When the store is opened, OMGDB replays the entire log: each create_index record reconstructs the index, and inserts/replaces/deletes that follow it maintain it. This makes indexes part of OMGDB’s core invariants:

I1 (text completeness): the log fully determines logical state — including which indexes exist and their contents.
I2 (rebuild equivalence): reopening the store (or compacting and reopening) reproduces the exact same indexes. The .verify integrity check re-reads the log, re-folds it, and asserts that the rebuilt indexes equal live in-memory indexes.

Compaction rewrites the log to a minimal form that includes one create_index record per index (with keys sorted), so an index survives compaction and is re-derived on the next open. See storage for the durability and compaction model.

Note: In the current milestone all state — data, the validation catalog, and indexes — lives only in memory and is rebuilt by replaying the log on every open. There are no persistent binary indexes or caches yet, so startup cost scales with total log size until compaction shrinks it.

Inspecting the plan with `explain`

Use explain to see whether a filter will use an index or fall back to a full scan. It compiles the filter and reports the chosen plan as a plain-language string.

omgdb explain app.omgdb users '{"age":{"$gte":18,"$lte":65}}'

When the field is indexed, explain reports an index plan:

index scan: equality on `users.age` (secondary index), then filter

index range scan: range on `users.age` (secondary index), then filter

When no usable index exists, it reports a full scan — and if a top-level equality is present on an un-indexed field, it appends a suggestion:

full collection scan of `users` (1000 documents), then filter; no index on `age` — suggest `omgdb create-index users age`

See introspection for explain, the diagnose “why-not” debugger, and other planning tools.

Limitations

The index implementation is single-field and single-predicate. Be explicit about what it does not do.

Limitation: Compound (multi-field) indexes are not implemented. Each index covers exactly one field, and there is no index intersection or composite key. A multi-field filter uses at most one single-field index — the first matching top-level equality, otherwise the first matching range — and re-filters the candidates. A query that has no single-field predicate it can use falls back to a full scan.
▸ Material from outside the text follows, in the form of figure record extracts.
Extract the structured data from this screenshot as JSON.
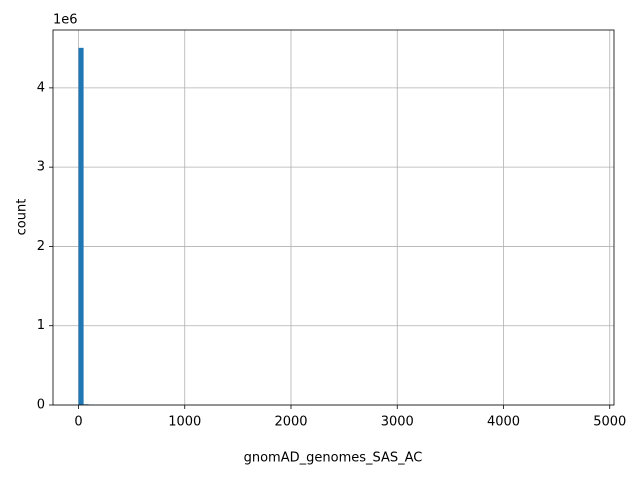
{
  "chart_data": {
    "type": "histogram",
    "xlabel": "gnomAD_genomes_SAS_AC",
    "ylabel": "count",
    "y_offset_text": "1e6",
    "bins": [
      0,
      48,
      96,
      144,
      192,
      240,
      288,
      336,
      384,
      432,
      480,
      528,
      576,
      624,
      672,
      720,
      768,
      816,
      864,
      912,
      960,
      1008,
      1056,
      1104,
      1152,
      1200,
      1248,
      1296,
      1344,
      1392,
      1440,
      1488,
      1536,
      1584,
      1632,
      1680,
      1728,
      1776,
      1824,
      1872,
      1920,
      1968,
      2016,
      2064,
      2112,
      2160,
      2208,
      2256,
      2304,
      2352,
      2400,
      2448,
      2496,
      2544,
      2592,
      2640,
      2688,
      2736,
      2784,
      2832,
      2880,
      2928,
      2976,
      3024,
      3072,
      3120,
      3168,
      3216,
      3264,
      3312,
      3360,
      3408,
      3456,
      3504,
      3552,
      3600,
      3648,
      3696,
      3744,
      3792,
      3840,
      3888,
      3936,
      3984,
      4032,
      4080,
      4128,
      4176,
      4224,
      4272,
      4320,
      4368,
      4416,
      4464,
      4512,
      4560,
      4608,
      4656,
      4704,
      4752,
      4800
    ],
    "values": [
      4505000,
      9000,
      3000,
      1500,
      800,
      0,
      0,
      0,
      0,
      0,
      0,
      0,
      0,
      0,
      0,
      0,
      0,
      0,
      0,
      0,
      0,
      0,
      0,
      0,
      0,
      0,
      0,
      0,
      0,
      0,
      0,
      0,
      0,
      0,
      0,
      0,
      0,
      0,
      0,
      0,
      0,
      0,
      0,
      0,
      0,
      0,
      0,
      0,
      0,
      0,
      0,
      0,
      0,
      0,
      0,
      0,
      0,
      0,
      0,
      0,
      0,
      0,
      0,
      0,
      0,
      0,
      0,
      0,
      0,
      0,
      0,
      0,
      0,
      0,
      0,
      0,
      0,
      0,
      0,
      0,
      0,
      0,
      0,
      0,
      0,
      0,
      0,
      0,
      0,
      0,
      0,
      0,
      0,
      0,
      0,
      0,
      0,
      0,
      0,
      0
    ],
    "color": "#1f77b4",
    "xlim": [
      -240,
      5040
    ],
    "xticks": [
      0,
      1000,
      2000,
      3000,
      4000,
      5000
    ],
    "ylim": [
      0,
      4730000
    ],
    "yticks": [
      {
        "value": 0,
        "label": "0"
      },
      {
        "value": 1000000,
        "label": "1"
      },
      {
        "value": 2000000,
        "label": "2"
      },
      {
        "value": 3000000,
        "label": "3"
      },
      {
        "value": 4000000,
        "label": "4"
      }
    ],
    "grid": true
  }
}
Limitation: Unique and partial indexes are not implemented. An index never enforces uniqueness and never restricts which documents it covers; it is purely an access accelerator. Use schema validation for the validation rules that exist today.

Additional constraints to be aware of:

Constraint	Behavior
Logical operators	A top-level `$or`, `$nor`, or `$not` — or an equality/range nested inside any logical operator — is not seen by the planner and forces a full scan. Only predicates in the root `AND` of single fields are eligible.
Dotted paths	A dotted-path predicate such as `{"addr.city":"athens"}` is never index-accelerated; only single-segment field names are eligible.
Range bounds	Range acceleration requires scalar bounds; an array or object bound forces a full scan.
Primary `_id` lookups	Documents are keyed by the canonical-JSON form of their `_id` in an ordered map, so a lookup by `_id` is O(log n). There is no separate hash index on `_id`.

For the full operator reference and array (multikey) matching semantics, see query operators.